Your reorder point involves the minimum amount of stock keeping units – or SKU – that the company must have available prior to reordering additional products from a manufacturer. The point formula for reorder can be determined by adding up the lead time demand as well as the daily safety stock. Custom-made technology is employed by certain providers that make it easier to create and calculate reorder points. Service providers such as these will also alert you when it is time to order more inventory. This way you’ll be more likely to dodge stressful order pileups, not be able to fulfill those orders and other associated scenarios. Make things easier, for your customers and yourself, by enlisting some professional assistance courtesy of a highly rated 3PL provider like Alpaka.

  • Use multiple suppliers

Relying on just one supplier is challenging, particularly if they’re in locations prone to natural disasters or political issues. Have more than one source as a backup in the event that a problem arises with your usual supplier. Expect the seemingly unexpected! Consider holding a ‘trend’ meeting.
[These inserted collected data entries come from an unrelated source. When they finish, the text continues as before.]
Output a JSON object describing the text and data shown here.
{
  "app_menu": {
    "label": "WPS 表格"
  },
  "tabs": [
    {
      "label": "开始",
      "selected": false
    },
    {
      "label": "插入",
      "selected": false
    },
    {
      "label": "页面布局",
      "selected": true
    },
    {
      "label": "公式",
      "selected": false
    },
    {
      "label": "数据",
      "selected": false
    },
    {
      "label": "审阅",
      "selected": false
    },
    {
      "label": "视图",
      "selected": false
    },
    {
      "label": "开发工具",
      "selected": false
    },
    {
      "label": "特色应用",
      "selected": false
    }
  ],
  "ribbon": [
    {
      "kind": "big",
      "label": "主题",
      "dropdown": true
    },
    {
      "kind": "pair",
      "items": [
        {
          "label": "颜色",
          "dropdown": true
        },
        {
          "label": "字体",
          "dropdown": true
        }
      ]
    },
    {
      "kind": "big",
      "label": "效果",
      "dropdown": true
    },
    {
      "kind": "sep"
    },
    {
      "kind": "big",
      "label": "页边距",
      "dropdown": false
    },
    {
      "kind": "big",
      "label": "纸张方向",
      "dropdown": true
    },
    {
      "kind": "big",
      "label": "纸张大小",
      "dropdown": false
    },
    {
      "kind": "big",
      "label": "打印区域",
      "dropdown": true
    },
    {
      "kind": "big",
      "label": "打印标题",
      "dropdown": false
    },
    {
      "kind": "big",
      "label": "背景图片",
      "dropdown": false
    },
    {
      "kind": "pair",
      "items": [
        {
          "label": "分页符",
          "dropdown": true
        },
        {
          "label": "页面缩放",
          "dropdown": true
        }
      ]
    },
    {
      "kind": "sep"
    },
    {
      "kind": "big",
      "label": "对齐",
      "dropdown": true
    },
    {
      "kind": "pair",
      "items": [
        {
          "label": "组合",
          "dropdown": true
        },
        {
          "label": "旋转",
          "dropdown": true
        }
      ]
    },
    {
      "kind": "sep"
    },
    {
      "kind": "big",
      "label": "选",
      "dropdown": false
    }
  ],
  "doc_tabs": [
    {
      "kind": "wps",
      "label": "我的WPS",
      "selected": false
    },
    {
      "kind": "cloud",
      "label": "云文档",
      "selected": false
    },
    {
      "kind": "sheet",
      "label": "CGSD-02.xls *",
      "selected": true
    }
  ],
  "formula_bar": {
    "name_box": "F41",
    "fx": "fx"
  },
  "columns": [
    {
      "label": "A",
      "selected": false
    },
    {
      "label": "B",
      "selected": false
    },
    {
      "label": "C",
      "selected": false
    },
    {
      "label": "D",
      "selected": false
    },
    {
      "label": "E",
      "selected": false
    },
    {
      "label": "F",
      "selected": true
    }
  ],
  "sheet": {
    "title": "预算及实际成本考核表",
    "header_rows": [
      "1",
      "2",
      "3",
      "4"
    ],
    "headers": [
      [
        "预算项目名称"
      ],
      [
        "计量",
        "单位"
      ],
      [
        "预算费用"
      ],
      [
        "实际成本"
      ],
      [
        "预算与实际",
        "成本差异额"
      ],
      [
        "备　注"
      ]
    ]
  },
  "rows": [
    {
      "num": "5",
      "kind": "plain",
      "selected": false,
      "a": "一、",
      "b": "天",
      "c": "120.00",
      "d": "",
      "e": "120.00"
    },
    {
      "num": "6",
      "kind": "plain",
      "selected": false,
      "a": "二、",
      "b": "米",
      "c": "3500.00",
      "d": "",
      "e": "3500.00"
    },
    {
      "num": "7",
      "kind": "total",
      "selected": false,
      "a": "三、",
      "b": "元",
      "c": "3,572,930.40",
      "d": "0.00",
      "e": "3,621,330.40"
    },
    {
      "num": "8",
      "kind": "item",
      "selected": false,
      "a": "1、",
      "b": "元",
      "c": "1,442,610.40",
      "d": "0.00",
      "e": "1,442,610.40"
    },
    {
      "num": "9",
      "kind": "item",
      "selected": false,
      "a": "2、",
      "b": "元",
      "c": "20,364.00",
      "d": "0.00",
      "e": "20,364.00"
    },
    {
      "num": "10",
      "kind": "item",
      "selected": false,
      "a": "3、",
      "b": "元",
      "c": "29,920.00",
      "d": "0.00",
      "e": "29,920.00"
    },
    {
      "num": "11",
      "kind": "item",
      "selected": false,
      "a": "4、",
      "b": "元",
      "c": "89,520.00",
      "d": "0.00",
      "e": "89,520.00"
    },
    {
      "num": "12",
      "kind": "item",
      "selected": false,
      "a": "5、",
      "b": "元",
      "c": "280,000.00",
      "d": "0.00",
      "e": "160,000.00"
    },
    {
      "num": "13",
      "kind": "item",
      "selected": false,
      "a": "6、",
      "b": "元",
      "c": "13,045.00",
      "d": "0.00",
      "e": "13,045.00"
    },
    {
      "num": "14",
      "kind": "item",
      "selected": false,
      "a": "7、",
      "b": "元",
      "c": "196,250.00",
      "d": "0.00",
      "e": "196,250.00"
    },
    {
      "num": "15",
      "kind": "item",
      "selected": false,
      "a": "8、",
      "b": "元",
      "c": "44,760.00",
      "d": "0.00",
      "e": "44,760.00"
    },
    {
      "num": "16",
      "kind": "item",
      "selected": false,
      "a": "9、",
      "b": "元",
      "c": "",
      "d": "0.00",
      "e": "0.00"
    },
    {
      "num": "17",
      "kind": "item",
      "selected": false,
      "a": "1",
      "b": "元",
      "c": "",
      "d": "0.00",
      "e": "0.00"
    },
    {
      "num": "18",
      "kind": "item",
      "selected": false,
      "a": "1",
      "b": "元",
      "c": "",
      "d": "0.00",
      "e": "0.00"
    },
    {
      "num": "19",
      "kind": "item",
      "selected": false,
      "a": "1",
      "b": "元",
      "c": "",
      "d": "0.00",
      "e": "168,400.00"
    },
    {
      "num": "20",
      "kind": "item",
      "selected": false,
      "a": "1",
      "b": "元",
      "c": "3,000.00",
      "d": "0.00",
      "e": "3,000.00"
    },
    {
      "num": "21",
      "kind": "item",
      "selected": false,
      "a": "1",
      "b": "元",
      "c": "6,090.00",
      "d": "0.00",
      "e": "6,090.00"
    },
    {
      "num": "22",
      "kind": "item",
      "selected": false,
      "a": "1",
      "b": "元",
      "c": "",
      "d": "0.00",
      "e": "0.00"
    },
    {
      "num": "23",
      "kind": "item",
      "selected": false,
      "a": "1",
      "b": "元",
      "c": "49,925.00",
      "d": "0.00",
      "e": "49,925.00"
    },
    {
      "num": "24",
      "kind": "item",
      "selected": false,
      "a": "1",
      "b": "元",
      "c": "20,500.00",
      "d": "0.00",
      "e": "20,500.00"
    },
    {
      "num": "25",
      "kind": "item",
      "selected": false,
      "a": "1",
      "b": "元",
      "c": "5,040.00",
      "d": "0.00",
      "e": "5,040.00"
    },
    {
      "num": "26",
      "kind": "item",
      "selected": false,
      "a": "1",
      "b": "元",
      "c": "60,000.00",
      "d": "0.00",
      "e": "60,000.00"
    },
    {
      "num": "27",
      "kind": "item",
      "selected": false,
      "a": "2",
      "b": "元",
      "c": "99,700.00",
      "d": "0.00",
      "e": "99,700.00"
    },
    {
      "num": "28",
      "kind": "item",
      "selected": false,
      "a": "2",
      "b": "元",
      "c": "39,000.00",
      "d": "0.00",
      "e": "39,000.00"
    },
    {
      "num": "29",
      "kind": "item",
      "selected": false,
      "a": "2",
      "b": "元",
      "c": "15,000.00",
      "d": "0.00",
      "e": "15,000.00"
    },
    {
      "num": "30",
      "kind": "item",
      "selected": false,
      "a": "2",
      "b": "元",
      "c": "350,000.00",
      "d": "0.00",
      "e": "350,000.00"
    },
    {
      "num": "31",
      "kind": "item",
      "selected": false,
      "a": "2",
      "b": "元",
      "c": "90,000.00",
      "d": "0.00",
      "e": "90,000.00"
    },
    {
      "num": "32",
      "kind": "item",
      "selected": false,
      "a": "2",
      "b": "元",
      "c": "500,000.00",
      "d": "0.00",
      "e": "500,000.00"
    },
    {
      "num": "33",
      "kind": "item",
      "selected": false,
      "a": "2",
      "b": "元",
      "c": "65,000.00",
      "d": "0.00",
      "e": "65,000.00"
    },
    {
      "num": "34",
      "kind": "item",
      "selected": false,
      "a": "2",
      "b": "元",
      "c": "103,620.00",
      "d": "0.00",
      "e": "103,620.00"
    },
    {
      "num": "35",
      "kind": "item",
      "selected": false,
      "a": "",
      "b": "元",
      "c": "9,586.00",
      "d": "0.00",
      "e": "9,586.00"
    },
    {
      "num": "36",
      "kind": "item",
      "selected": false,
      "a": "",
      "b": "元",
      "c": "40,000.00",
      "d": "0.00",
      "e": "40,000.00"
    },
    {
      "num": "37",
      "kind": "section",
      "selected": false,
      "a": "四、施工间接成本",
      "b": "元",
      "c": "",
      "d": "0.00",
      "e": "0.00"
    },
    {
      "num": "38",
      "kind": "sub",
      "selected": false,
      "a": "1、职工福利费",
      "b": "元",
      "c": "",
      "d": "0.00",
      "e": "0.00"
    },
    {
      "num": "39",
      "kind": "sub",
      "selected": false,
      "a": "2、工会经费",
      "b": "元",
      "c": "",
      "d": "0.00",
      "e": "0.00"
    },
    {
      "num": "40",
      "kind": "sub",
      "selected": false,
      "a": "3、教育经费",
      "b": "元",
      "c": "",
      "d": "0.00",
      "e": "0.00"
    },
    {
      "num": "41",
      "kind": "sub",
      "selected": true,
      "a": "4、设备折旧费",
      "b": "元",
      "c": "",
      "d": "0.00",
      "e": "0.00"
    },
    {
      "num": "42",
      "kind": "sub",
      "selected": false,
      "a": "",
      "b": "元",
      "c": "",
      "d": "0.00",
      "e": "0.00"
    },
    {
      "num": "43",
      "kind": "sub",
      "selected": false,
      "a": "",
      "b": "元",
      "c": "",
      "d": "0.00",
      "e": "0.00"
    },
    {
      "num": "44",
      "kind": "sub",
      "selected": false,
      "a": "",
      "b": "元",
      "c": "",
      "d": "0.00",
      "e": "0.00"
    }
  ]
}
  • Establish safety stock

Ecommerce businesses in particular should set up an inventory management system to monitor stock of products in real time. In this manner, you’ll be able to predict increases in demand better and build a safety stock large enough to cover them. Review, look at trends and walk the floor.

Constantly keep an eye on products that are the most popular and acquire sufficient quantities of safety stock. This way, to satisfy your customers, you will always have enough products on hand, and you can keep your revenue flow steady. Make sure to review! Talk to your team. Check in on stock. Notice trends.

Or… rely on Alpaka as your new logistics partner. You’ll finally be able to put your mind at ease.